Cross-training is any sport or exercise that supplements your main sport — in this case, running. Whether you’re a beginner runner or an experienced marathoner, you can benefit from cross-training. This will help strengthen your non-running muscles and rest your running muscles. You can focus on specific muscles, such as your inner thighs, that don’t get worked as much while running and may be weaker than your running muscles. By balancing your weaker muscles with your stronger ones, you’ll help reduce your chance of injury.  Runners suffering from injuries are sometimes told by their doctor to take a break from running during their injury recovery. But, with certain injuries, it is possible to continue with cross-training. Cross-training can help injured runners maintain their fitness and deal better with the frustration and disappointment of being sidelined from running. The amount of cross training while dealing with an injury will, of course depend on the injury and you should consult your physical therapist or doctor to ensure you aren’t adding to that injury.
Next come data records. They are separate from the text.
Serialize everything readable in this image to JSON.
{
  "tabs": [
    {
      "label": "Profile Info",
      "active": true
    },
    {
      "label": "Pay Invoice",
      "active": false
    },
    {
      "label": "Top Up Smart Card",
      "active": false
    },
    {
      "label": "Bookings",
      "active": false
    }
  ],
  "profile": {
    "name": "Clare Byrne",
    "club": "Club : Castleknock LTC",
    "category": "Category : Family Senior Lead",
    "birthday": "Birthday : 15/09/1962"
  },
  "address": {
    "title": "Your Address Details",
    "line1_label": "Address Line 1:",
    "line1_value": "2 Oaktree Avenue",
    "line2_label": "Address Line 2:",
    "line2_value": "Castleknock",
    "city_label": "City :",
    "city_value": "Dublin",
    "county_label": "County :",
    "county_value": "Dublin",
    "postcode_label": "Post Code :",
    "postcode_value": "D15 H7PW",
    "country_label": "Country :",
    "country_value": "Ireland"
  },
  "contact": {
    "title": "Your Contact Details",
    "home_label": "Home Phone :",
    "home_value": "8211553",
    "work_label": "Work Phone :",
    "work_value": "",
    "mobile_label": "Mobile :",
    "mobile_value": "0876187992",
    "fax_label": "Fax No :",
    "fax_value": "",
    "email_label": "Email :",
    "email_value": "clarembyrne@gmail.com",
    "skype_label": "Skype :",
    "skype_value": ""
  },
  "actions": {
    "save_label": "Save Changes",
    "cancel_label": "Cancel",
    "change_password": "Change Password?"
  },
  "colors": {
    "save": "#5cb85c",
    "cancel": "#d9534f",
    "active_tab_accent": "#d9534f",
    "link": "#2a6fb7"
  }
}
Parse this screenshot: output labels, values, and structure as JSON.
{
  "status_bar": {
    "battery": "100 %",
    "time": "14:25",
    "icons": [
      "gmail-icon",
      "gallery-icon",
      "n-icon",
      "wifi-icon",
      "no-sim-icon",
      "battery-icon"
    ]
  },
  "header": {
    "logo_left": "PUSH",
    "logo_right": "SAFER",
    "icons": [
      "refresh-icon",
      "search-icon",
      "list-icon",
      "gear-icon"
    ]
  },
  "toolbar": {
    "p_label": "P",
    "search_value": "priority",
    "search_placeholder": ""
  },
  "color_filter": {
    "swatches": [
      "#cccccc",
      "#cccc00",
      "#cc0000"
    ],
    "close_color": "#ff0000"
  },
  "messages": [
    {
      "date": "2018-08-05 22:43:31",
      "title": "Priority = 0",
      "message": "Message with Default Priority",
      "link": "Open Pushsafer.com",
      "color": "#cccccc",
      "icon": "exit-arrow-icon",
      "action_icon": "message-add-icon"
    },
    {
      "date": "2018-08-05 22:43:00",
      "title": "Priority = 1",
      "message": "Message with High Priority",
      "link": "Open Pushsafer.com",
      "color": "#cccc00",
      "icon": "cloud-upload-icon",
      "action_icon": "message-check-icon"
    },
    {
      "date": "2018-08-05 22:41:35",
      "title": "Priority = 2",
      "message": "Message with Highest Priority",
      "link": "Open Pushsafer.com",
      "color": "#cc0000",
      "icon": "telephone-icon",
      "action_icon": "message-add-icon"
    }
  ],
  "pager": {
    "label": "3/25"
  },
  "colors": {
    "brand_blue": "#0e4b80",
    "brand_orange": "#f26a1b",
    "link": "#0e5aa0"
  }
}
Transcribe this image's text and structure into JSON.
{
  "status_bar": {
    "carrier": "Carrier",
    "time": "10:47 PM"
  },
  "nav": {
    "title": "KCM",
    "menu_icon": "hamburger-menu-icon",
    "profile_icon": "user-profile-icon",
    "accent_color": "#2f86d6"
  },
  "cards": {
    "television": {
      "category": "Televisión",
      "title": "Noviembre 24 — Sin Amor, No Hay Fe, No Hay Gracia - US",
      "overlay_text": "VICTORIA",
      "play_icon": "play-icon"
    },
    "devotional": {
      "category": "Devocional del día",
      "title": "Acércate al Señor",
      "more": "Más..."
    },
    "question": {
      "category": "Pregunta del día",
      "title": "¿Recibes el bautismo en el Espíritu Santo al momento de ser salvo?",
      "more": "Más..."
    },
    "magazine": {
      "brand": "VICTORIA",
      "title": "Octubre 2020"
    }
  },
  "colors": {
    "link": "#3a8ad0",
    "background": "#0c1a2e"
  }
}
Strength-train to reduce your risk of injury, and above all strength-train
to heighten your level of performance. But don’t rely solely on those classical,
familiar exercises for the legs and upper body which almost all runners and cyclists  carry out. Those exertions aren’t bad for building general strength, but you need to progress to running/cycling-specific movements and hill training, too. Progression also means varying your resistances and speeds of movement, both during your general and specific strengthening. You need the high resistance (and therefore usually slower speed) to optimally build strength, but you also need the low resistance (and therefore higher speed) to improve nervous system control of what you are doing when you are moving fast, to enhance your rate of muscular force production – and therefore to increase your power. Yes, power, because even if you only run marathons, you are still engaged in a power sport. Progression doesn’t mean just adding more plates to the weight stack; it also means making your routine more and more like what you do when you run. The process of strength training can be complicated, so take it slow and learn the exercises and proper form – and reap the rewards!